Friday, January 23, 2015

The Dress


It's only 33 days from the big I DO! To be honest, I thought the nerves were going to kick in and override the excitement by now, but that has yet to happen. Perhaps because there is still so much to do! No worries, our weekend is devoted to checking off items of our Wedding to do list. So, if you were thinking of calling and inviting us to a fantastic evening full of laughter and deep conversations, I regret to inform you that we would probably say no. But perhaps our arm could be twisted. 

I digress.

Shopping for the wedding attire was seriously one of the most painful experiences of this all. Long story short: I went dress shopping. (This experience was only bearable because I have a bestie who knows how to make me laugh and can convince me I look beautiful even when I feel very far from anything resembling beauty.) I found nothing. Through blood, sweat and tears I finally found a dress. The catch, it was in a far, far away place. After patiently waiting a over month, it arrived on my doorsteps, and I was excited. Then, I tried it on. It needed some major adjustments. I had my doubts, many doubts. But, I found a tailor who hopefully could make this dress work. I picked up the dress 2 weeks ago, and again, I was excited. Only to find, I still had no love for this dress on me … because it still didn't fit right. My tailor was wonderful and assured me after a second round of alterations (that she didn't even charge me for) that it would be perfect. I smiled and nodded. Then I left, and the tears started to flow. 

I'm not proud of this moment.

One, it's a dress. I was crying over a freaking dress. Yes, I understand it's my wedding dress and for some odd reason we have elevated what we wear and how we look above all else on this day. But it was still just a dress …

and,

… two, I immediately left and went shopping for a second option, because I had little faith that it would be perfect.

As I carried a load of clothes into the dressing room, I stopped and laughed at the absurdity of it all. I sat down and had a heart to heart with the Man in charge. I left the dressing room without trying on anything, got in my car and headed home. I admit I can tend to be a control freak, and this, for the time being was out of my control. I had to trust that it would all be ok. (And if not, then freak out) 

Needless to say, I picked the dress up this week (for the second time I mind you) and my worries and tears were for naught. The dress, may not be perfect, but I have fallen in love with it and cannot wait to stand by Melinda. As I left the shop that day, for the first time the seamstress seemed chatty. She asked a lot of questions and seemed to have genuine excitement for me and my NYC wedding. She even shared stories of her own daughter getting married in Grand Central Station and ended the conversation with, "this dress will be perfect for the pictures. It's all about the pictures."

We have become a people about “the picture.” I mean look at my own FB wall.
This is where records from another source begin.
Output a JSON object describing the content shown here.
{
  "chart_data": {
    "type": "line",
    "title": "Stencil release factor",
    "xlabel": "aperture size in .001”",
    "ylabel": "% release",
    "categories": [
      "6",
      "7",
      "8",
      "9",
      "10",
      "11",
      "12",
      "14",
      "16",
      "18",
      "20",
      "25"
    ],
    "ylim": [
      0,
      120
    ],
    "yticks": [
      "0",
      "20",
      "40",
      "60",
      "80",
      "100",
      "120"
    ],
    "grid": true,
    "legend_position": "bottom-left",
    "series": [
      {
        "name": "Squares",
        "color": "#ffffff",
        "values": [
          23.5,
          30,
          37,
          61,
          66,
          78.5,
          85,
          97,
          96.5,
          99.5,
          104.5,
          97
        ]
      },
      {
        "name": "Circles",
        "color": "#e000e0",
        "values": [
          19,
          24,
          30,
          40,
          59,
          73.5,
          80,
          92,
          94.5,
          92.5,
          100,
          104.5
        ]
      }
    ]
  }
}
It's covered. Even last night, I was so excited about trying a new pioneer woman recipe that fit our current strict food list, and I did this:





and this:


I mean, why tell you how yummy this was when I can show you a picture!

So often with our snazzy technology we miss the opportunity of being present in the moment, so that we can capture a picture and share it with the world. And even though I will be forever grateful to have a dear friend not only sharing in this day with us, but sharing his talents as a photographer, and I will be more than excited to add to our picture wall, a photo of me with my lady, and even thrilled to share these memories with you all, truth be told, not even a picture could capture the essence of this day. A day where we come before the Creator of all things, and make an everlasting promise, come hell or high water, to join our lives as one, living as an example of Christ's love for His church, his people, his beloved. A day to be present. A day not to miss this holy moment that pictures will not able to capture. 

That's what He whispered into my heart in that dressing room …

It’s not about the dress.

Does my human flesh wrestle with having the prefect dress, the flawless hair, and being that stunning bride. Sure it does. But my soul knows, that it is in His presence, standing beside Melinda and vowing our lives together for His honor is the only thing that makes a bit of difference that day. 

So to my cute little seamstress, thank you for helping me fall in love with a dress that was rather unlovable. However, it will be the posture of our hearts, I pray to be picture perfect that day.